Kenya expulse des délégués taïwanais à la conférence sur les océans à Mombasa
Kenya expulse des délégués taïwanais à la conférence Our Ocean à Mombasa, Taïwan dénonce pressions et violations des droits humains
Le Kenya a expulsé des membres d’une délégation taïwanaise à la conférence Our Ocean à Mombasa; Taïwan accuse Pékin d’ingérence et dénonce la confiscation de passeports et téléphones.
Résumé de l’incident principal
Deux membres d’une délégation taïwanaise se rendant à la conférence internationale Our Ocean à Mombasa ont été empêchés d’entrer au Kenya, détenus par les autorités de l’immigration pendant plus de vingt heures et expulsés vers leur lieu d’origine. Les représentants taïwanais affirment que leurs passeports et téléphones portables ont été confisqués pendant la détention et qualifient ces actes de violations des droits fondamentaux. Les autorités kényanes justifient la mesure par la politique officielle du pays qui reconnaît la « seule Chine » et invoquent l’inadéquation des documents présentés.
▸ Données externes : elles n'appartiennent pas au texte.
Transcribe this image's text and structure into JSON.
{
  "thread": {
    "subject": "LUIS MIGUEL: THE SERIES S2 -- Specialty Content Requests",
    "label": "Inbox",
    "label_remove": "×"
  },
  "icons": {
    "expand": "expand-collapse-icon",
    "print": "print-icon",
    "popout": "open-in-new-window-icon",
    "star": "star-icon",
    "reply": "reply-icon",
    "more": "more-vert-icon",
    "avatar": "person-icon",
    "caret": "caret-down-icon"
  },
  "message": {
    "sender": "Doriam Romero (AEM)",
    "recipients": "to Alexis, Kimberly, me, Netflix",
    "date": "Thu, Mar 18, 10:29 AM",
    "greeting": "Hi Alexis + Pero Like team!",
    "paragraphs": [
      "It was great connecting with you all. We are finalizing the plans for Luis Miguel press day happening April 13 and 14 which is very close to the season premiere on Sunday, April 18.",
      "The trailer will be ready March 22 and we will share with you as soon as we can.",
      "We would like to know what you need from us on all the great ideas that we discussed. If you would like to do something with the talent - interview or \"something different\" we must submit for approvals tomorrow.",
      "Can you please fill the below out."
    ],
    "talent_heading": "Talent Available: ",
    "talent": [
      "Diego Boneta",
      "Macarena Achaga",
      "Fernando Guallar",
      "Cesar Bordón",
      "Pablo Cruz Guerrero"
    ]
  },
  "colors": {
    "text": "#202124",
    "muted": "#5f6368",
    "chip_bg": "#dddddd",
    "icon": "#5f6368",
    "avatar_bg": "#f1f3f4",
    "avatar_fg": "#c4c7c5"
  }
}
Détails sur la détention et l’expulsion
Selon les éléments communiqués par les représentants taïwanais, l’arrestation administrative a eu lieu à l’arrivée des délégués à l’aéroport ou aux points d’entrée et s’est prolongée au-delà d’une journée sans accès adéquat à la communication. Les visas, déjà obtenus ou en cours, auraient été révoqués à la dernière minute, empêchant toute participation officielle aux sessions de la conférence. Les objets personnels retenus, notamment téléphones et passeports, ont privé les personnes concernées de tout contact avec leurs proches et représentants officiels pendant la période de détention.
Réactions et condamnations de Taïwan
Le ministère taïwanais compétent a qualifié les mesures de « confiscation et restriction des libertés » et a dénoncé l’ingérence politique comme contraire aux normes internationales en matière de droits de l’homme. L’instance gouvernementale responsable des questions maritimes a estimé que de tels actes constituent une obstruction aux efforts de coopération internationale sur la gouvernance des océans, à un moment où la conférence vise précisément à renforcer les partenariats pour la conservation et la gestion durable des espaces marins.
Position officielle du Kenya
Les autorités kényanes ont expliqué que la politique étrangère du pays s’aligne sur le principe d’une seule Chine et que, en conséquence, les titulaires de passeports taïwanais ne présentent pas les documents requis pour franchir les frontières dans le cadre d’une participation officielle à des réunions d’État ou gouvernementales. Le gouvernement a souligné que sa décision s’inscrit dans le respect de cette ligne diplomatique et qu’aucune exception ne pouvait être faite pour des délégations présentant des statuts de représentation non conformes à la politique nationale.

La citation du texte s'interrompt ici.